I am curious about whether KA is reading your thread here and I am also very curious about how your visitor works out. I also noted that you've been married for 5 years and was wondering if you have any children yet? I do think that is something that is perhaps unique about Sue and I is our ages and history together, I believe we may be quite a bit older than you in that we will be together coming up on 26+ years now. Perhaps that softened some of the issues for me that you are encountering with KA.....

Enjoy.
 
let's go deeper...

STB... please do not ever feel that I am ever judging your or Sue's choices... I am merely expressing my thoughts and experiences... I have tried to create the best experience with the one bull I have... I also have experienced not so great opportunities with others...

Your comment that Sue only sees Don three times a month, to me, is a lot ... I have seen my 'Bull' three times in 14 months....

But the one beautiful thing that we all share (yes, I am a woman who believes in the wonders of the universe,) we are all on a path, each of us will experience our own unique path, and as long as we can be true to it no one has the right to cast judgment... I have nor ever will do that...

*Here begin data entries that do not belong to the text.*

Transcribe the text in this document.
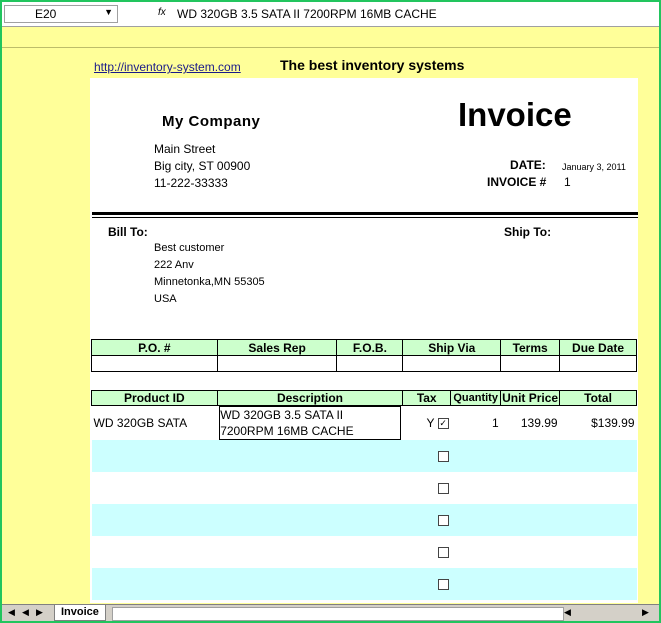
E20	▼	fx WD 320GB 3.5 SATA II 7200RPM 16MB CACHE
http://inventory-system.com	The best inventory systems
My Company
Main Street
Big city, ST 00900
11-222-33333
Invoice
DATE: January 3, 2011
INVOICE # 1
Bill To:	Ship To:
Best customer
222 Anv
Minnetonka,MN 55305
USA
P.O. #	Sales Rep	F.O.B.	Ship Via	Terms	Due Date

Product ID	Description	Tax	Quantity	Unit Price	Total
WD 320GB SATA	WD 320GB 3.5 SATA II
7200RPM 16MB CACHE	Y ✓	1	139.99	$139.99

◀ ◀ ▶	Invoice	◀	▶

As for KA and me, we are both blessed to find one another the second time round... :)

Yes, we have only been together (yet share 5 children) for a handful of years, but I cannot say that we are less experienced.. I don't think so.. I believe, that because of our past, we are much more solidly planted in the present...

All of that being said... I do find myself honouring your and Sue's commitment to what you are both experiencing.. and if you are BOTH finding a challenging yet satisfying balance, all the power to you. My guess is, since you and Sue have been together for 26+ years... that we are in the same age category.. :)

Yes, KA is following and participating in my postings.. he is most encouraging about me sharing... (he loves how I share! )

So I know it is not possible, but I would LOVE to sit with you and Sue and have an open, honest dialogue... I do feel that we would have the most interesting, intriguing conversations...

So here is a question for you... does Sue get to share or discuss what's happening with anyone? You have this outlet and feedback from this site (whether it be accurate or not) but how does Sue find her outlet?

BTW... KA just shared a pic of Sue with me... she's hot! side note... can one be cuckolded by another woman with a wife, or does it need to be with a man? just wondering...... ;)
 
Victoria said:
BTW... KA just shared a pic of Sue with me... she's hot! side note... can one be cuckolded by another woman with a wife, or does it need to be with a man? just wondering...... ;)

Different people will give different answers to this, but for me, personally, the answer is yes. My wife stepped out on me with other women long before she expanded her horizons to include fucking other men and the resulting roller coaster ride, from my perspective, was very much the same. She has also had a couple of long term relationships with women that were emotional as well as sexual, while being married to me, which she has not done with male lovers.